Peki, din-bilim çatışması evrensel midir?
Aslında bu çatışmanın kaynağı; Orta Çağ kilisesinin tektipçi tavrıdır. Dolayısıyla bu sorun Batı'ya özgüdür. Evrim teorisi dışında, benzeri bir din-bilim çatışması İslam dünyasında yaşanmamıştır. İslam dünyasının bilime ve araştırmaya yönelten Kur’an ayetleri ve Hz. Muhammed’in hadisleriydi. Bu kaynaklar, Müslüman alimlere evreni tanımaya karşı özgüven aşılamıştır. Kur’an-ı Kerim’de yaklaşık 750 ayet, müminleri tabiat üzerinde düşünmeye, tefekküre ve ilim talep etmeye yönlendirmektedir.
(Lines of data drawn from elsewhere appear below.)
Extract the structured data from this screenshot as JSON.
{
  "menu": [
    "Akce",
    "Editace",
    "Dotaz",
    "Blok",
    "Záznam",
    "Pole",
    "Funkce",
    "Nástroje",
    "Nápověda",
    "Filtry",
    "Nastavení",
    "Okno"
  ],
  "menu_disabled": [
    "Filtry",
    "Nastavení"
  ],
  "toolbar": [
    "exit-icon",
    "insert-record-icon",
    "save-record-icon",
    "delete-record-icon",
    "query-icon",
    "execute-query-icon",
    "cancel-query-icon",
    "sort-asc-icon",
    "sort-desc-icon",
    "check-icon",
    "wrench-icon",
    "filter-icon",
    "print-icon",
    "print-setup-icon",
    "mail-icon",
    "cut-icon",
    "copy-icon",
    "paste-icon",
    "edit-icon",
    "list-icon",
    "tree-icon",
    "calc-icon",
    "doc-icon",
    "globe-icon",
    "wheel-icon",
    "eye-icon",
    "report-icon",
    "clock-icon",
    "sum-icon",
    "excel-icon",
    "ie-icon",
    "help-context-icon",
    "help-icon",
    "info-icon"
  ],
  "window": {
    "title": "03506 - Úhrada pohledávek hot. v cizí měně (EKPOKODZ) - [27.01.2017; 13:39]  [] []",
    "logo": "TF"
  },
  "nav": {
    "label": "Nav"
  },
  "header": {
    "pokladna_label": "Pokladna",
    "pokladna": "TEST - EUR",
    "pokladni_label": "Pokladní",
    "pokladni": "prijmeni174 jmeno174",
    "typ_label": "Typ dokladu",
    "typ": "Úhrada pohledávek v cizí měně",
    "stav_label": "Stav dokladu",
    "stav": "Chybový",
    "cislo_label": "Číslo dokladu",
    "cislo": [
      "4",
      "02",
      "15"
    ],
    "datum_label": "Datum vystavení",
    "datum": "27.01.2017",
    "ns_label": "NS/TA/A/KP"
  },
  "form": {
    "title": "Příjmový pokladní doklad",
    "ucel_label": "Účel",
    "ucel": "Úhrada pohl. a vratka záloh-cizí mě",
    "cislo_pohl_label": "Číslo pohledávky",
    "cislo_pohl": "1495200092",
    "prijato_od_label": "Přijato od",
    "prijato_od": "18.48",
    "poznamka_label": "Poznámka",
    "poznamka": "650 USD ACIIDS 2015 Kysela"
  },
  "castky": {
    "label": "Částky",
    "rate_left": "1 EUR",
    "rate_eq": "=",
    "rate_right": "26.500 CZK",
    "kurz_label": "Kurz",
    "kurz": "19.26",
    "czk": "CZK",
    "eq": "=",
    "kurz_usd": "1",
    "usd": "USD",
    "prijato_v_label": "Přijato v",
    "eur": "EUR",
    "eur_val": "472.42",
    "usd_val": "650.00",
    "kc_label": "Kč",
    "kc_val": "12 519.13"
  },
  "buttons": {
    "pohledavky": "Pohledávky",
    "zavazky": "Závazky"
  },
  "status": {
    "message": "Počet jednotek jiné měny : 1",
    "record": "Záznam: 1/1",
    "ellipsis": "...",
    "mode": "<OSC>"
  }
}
Bilim, Dinleri Yok Edecek, Ama Nasıl?
‘Bilim dini yok edecek’ söylemi, iddia edildiği gibi bir bilgi problemi değildir. Bu bağlamda bilgi arttıkça veya bilim geliştikçe dine/tanrıya ihtiyacımız kalmayacağı iddiası zayıftır. Çünkü profesör, doktor veya akademisyen olup dine inanan insanlar olduğu gibi, hiçbir eğitimi olmayan dinsizler de vardır. Bu nedenle iddia çok fazla aykırı örneği dışarıda bıraktığı için felsefi anlamda zayıftır.
Öyleyse inanç konusu bilgi problemi değil ise nedir?
İslam’ın önerisi; “inanç” problemini “bilgi” temelinde değil, “hidayet” temelinde ele alınmasıdır. Buna göre Allah’ın hidayete erdirdiği kişiler iman eder, hidayete erdirmediği kişiler inkar eder. Çözüm bu kadar basittir. Bu argümanın kapsamı dışında kalan aykırı bir örnek de yoktur. Bu bağlamda İslam’ın iddiası felsefi olarak da ilk iddiadan çok daha güçlüdür.
Peki, bilim zorunlu olarak ateizme götürmüyorsa, günümüz bilim adamları ile ateizm arasındaki korelasyonu nasıl açıklayabiliriz? Bir kişinin bir şeye inanıp inanmaması tek bir sebebe bağlı olmak zorunda değildir. Bilimin içine yerleştirilmiş ideolojiler, bilim adamları ile ateizm arasındaki korelasyonu açıklayabilir.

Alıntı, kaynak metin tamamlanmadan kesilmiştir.